Blogs are oppositional to the market.That is their strength.
However, blogs are stalls/forums/journals that are located in cyper space. This space is disconnected from the places that we bodily inhabit. Not that many blogs explore place.
Posted by Gary Sauer-Thompson at December 17, 2003 05:51 PM
oh, I forgot to say.
those photos/poems are excellent.
What a find.
is not the weblog a truely wonderful medium?
Posted by Gary Sauer-Thompson at December 17, 2003 05:59 PM
True - blogging is not free but:
a) blogspot is pretty close
b) most writers have already invested in the hardware and running costs of computers. Blogging is a bonus. (or...vast writerly debt trap ;) )
and
C) guess ecologically blogging and the blogosphere leaves its own footprint...

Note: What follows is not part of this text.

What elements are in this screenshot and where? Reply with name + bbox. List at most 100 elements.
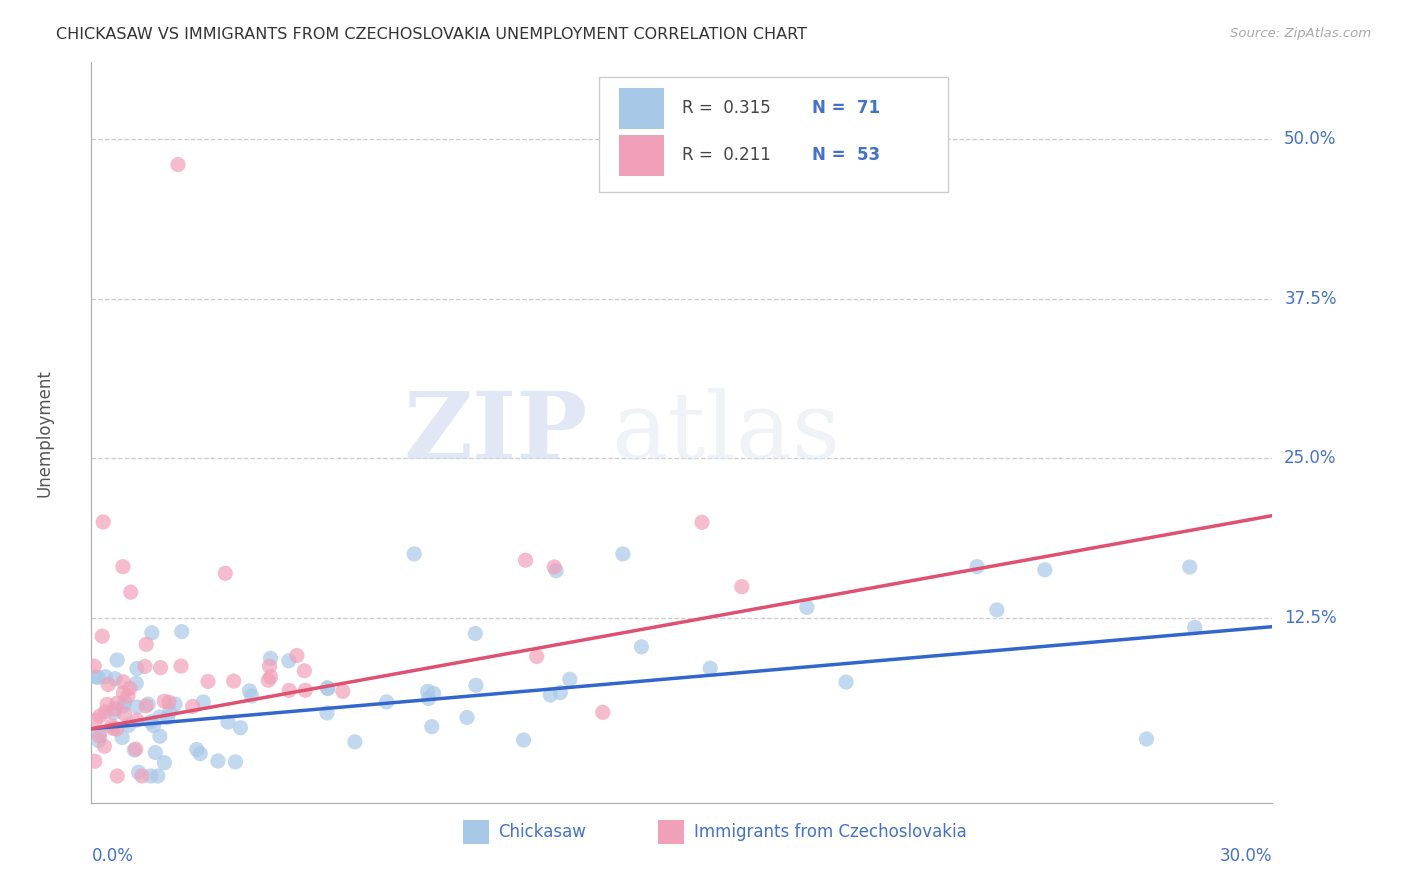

I think I may have grossly misrepresented Nick here by using only that quotation. In his post and particularly in this later one on Benjamin, he would seem to be in agreement with your `blogging as oppositional to the market'
http://nickpiombino.blogspot.com/2003_12_07_nickpiombino_archive.html#107121806017927525
(the archives seem slow at the moment, but if you scoll down from today you'll find it)
This is particulary so in the way that blogging decenters information and also priviliges the fleeting and ephemeral. eg
"the function of
commodity processes has
overwhelmed the perceptual
apparatus. Benjamin would
have loved the way a blogger
could move much so quickly
through informational time
and space as to outmaneuver
the one hypnotic materialistic
drone of information expressly
created for mass consumption..."
I think the use of marketplace here is to be read in the context of poetry. Blogging would seem to offer stall, exhibition space and cafe forum to a literary activity that has probably been sometimes fractured, sporadic and isolated?

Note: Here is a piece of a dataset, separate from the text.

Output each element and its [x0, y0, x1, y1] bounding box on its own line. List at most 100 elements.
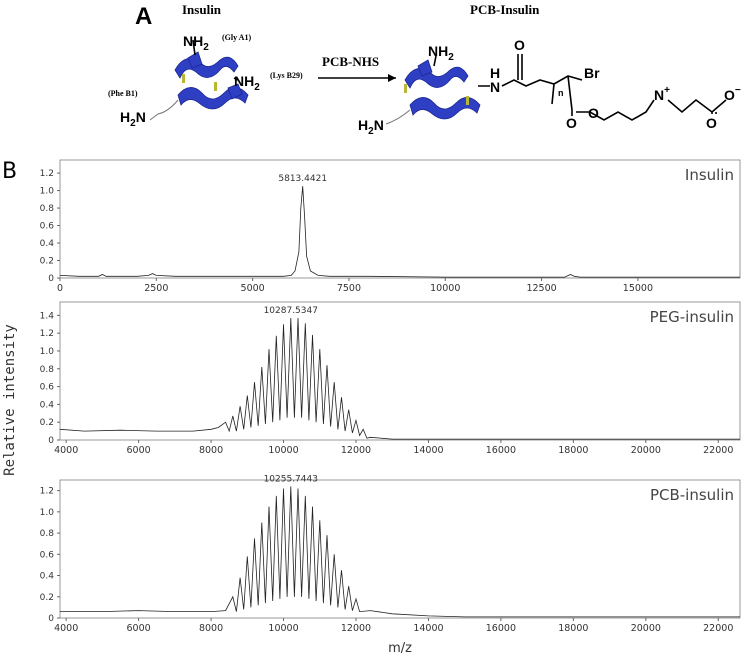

And yes - the internet is indeed a good thing when it throws such links as p/p our way. Thanks be to the serious sifters and finders.
Posted by boynton at December 17, 2003 06:33 PM
"Thanks be to the serious sifters and finders."
Take a wee bow yerself Ms. B.
Posted by Sedgwick at December 17, 2003 07:46 PM
Thank ye - but when you see the Serious sifting, we be very wee comparitively.